In 2018, the President of Belarus signed a decree stating that income derived from the mining, creation, buying, or selling of cryptocurrencies is tax-free.
In addition, profits arising from cryptocurrency investing are also exempt from taxation. The tax benefits outlined in the decree are good through January 1, 2023.
Last year, the Georgian Ministry of Finance declared that profits derived from individual investors’ crypto trading activities are income tax-free. Likewise, the sale of cryptocurrencies by both individuals and businesses is also a nontaxable event.
Possibility of crypto taxes in future
South Korean crypto traders shouldn’t go hog wild just yet, however.

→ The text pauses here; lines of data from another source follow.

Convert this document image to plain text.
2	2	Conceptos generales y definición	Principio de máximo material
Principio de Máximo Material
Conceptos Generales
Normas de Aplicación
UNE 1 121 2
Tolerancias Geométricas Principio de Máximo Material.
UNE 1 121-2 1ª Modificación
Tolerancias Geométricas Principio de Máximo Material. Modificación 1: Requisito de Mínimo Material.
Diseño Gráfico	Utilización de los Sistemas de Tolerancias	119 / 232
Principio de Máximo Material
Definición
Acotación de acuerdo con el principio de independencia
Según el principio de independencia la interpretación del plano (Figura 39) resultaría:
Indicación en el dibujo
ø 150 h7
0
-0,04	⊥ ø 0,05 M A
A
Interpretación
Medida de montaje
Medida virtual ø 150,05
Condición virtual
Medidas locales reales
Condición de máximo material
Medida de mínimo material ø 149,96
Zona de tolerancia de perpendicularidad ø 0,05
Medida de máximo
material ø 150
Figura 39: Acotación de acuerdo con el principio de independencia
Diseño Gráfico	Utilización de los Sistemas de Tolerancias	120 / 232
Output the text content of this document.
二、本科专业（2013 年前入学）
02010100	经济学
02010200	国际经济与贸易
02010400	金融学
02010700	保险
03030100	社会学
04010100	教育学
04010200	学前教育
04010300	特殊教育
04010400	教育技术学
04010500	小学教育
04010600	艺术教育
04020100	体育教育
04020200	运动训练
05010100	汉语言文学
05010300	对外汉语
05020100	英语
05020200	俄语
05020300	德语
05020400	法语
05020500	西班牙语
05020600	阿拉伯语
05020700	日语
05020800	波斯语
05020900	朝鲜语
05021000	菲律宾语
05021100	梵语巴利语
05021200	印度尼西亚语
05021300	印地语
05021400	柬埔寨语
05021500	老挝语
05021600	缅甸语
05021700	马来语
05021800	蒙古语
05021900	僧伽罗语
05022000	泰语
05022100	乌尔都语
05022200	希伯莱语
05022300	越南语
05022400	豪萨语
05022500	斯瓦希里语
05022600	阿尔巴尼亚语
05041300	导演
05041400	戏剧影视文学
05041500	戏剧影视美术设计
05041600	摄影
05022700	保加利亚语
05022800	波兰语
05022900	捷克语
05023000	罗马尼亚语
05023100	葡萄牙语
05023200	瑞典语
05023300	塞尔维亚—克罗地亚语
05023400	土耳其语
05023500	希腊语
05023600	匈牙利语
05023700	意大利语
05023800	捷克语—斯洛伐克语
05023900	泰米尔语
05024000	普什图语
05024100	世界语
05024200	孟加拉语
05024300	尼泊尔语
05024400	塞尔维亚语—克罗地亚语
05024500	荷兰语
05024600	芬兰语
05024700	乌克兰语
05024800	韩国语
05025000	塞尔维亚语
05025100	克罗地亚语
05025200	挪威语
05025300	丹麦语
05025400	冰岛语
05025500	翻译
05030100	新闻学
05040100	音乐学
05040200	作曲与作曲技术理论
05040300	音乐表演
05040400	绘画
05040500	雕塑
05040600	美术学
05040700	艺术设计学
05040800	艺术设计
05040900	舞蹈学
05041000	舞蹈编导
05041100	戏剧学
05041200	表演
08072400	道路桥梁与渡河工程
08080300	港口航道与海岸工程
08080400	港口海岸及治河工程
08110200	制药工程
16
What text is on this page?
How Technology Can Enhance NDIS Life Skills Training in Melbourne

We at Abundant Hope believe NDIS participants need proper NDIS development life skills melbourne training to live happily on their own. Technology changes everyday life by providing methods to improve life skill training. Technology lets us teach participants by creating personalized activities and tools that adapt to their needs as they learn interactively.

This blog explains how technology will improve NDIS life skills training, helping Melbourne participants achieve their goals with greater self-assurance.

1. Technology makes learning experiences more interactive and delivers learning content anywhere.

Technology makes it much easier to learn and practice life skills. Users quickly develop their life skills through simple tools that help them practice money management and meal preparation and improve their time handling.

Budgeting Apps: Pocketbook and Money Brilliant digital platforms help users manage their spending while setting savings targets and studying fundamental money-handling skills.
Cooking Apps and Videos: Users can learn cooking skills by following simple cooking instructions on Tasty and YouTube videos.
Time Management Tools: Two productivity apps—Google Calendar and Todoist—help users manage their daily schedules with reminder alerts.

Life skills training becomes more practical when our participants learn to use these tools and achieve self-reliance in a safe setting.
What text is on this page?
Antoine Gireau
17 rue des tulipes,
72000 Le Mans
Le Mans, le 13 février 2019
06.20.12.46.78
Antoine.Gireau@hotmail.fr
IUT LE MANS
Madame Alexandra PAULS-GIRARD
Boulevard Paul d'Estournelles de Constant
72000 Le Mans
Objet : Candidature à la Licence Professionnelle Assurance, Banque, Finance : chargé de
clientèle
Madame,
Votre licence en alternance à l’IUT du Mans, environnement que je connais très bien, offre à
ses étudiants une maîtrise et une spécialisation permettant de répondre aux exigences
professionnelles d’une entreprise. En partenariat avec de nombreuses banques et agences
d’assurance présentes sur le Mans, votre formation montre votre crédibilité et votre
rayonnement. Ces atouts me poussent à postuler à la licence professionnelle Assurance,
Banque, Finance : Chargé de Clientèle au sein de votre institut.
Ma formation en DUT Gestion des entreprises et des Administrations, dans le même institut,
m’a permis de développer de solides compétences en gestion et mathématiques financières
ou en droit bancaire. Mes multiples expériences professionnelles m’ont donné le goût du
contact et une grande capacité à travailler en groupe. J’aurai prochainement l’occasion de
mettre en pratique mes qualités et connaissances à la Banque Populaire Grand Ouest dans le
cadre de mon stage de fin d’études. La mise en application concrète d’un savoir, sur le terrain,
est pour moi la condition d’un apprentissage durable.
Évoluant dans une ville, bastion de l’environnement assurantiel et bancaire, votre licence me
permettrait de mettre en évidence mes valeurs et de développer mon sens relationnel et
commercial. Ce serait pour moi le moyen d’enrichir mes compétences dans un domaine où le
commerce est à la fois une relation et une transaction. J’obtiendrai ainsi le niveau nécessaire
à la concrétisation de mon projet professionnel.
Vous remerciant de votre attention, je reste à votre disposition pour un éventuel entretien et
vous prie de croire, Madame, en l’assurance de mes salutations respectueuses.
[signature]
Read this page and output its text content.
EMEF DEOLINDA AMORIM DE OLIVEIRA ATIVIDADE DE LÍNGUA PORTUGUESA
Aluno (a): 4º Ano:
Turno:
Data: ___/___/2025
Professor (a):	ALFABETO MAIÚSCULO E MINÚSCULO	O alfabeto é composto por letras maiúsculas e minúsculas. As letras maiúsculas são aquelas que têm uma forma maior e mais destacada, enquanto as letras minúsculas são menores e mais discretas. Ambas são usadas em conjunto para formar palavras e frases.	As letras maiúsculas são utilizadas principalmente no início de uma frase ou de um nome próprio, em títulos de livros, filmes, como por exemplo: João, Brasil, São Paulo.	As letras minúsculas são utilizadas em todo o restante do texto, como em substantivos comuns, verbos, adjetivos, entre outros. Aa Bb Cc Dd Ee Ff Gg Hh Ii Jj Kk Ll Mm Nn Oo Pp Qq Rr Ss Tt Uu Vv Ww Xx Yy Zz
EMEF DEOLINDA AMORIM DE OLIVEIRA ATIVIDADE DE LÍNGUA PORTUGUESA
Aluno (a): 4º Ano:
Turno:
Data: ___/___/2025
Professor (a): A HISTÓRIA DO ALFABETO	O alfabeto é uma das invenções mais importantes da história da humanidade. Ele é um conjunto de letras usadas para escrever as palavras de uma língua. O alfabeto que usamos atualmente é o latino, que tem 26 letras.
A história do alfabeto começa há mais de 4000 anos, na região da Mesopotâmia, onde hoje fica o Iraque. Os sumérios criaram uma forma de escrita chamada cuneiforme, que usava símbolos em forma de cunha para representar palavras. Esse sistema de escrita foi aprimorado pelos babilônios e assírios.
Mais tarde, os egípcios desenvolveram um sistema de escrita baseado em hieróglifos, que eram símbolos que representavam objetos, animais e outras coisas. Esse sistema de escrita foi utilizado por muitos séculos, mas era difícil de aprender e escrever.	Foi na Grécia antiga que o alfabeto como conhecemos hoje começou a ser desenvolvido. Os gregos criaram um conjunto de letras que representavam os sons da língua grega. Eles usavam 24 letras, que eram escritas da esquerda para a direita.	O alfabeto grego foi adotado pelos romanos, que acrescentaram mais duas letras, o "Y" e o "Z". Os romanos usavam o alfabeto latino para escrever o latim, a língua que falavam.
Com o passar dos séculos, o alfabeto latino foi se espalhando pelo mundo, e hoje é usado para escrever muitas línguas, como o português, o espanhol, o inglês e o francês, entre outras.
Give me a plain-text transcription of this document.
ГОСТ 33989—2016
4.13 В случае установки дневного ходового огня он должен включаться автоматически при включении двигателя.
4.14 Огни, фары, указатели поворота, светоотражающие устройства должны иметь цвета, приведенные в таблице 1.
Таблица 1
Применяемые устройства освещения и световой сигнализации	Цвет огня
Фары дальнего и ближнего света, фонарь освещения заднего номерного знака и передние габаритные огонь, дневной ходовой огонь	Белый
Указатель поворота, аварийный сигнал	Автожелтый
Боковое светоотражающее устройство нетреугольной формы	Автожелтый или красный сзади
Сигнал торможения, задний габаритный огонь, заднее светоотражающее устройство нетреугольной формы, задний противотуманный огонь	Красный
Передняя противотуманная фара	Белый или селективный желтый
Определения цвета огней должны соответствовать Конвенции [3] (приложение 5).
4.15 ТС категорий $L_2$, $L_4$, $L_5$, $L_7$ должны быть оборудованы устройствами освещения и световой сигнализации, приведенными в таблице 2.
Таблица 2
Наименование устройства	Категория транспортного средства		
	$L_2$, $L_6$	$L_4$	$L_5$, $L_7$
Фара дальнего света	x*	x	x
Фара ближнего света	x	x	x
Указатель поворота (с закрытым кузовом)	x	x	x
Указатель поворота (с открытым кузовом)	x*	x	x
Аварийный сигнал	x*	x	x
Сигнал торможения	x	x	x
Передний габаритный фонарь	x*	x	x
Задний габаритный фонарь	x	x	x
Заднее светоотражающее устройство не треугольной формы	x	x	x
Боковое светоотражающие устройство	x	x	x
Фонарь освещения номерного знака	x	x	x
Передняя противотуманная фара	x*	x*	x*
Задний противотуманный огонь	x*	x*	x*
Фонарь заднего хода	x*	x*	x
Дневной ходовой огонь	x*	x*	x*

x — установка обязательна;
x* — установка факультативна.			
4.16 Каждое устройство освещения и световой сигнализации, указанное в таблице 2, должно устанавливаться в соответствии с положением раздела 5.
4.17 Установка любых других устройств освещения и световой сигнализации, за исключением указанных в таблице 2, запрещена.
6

Although traders can currently transact without facing taxes, the Ministry of Finance and Strategy revealed they are working measures to include digital assets to the country’s tax laws.
Following such a decision, the crypto community would expect a clearer definition of cryptoassets, including how and when to categorize profits as capital gains and how to get trading records from crypto exchanges in order to calculate taxes.
A member of the ministry said that meetings have already taken place. Also, the government plans to complete the revised bill by the first half of this year.
A spokesperson for the ministry explained:
“We’re preparing a taxation plan for virtual assets by comprehensively reviewing the taxation of major countries, consistency with accounting standards, and trends in international discussions to prevent money laundering.”
It appears unlikely that the South Korean government will allow tax exemption on crypto trading profits to continue for long.
For instance, despite exempting domestic crypto transaction profits from taxes, South Korea’s National Tax Service (NTS) imposed 80.3 billion won (US$69.5 million) in withholding taxes on Bithumb Korea’s foreign customers’ past trades.
Please note that neither Micky nor any of its writers are tax experts and the contents of this article cannot be taken as tax advice. It is recommended that you seek the advice of qualified tax professionals for clarification on your country’s tax laws.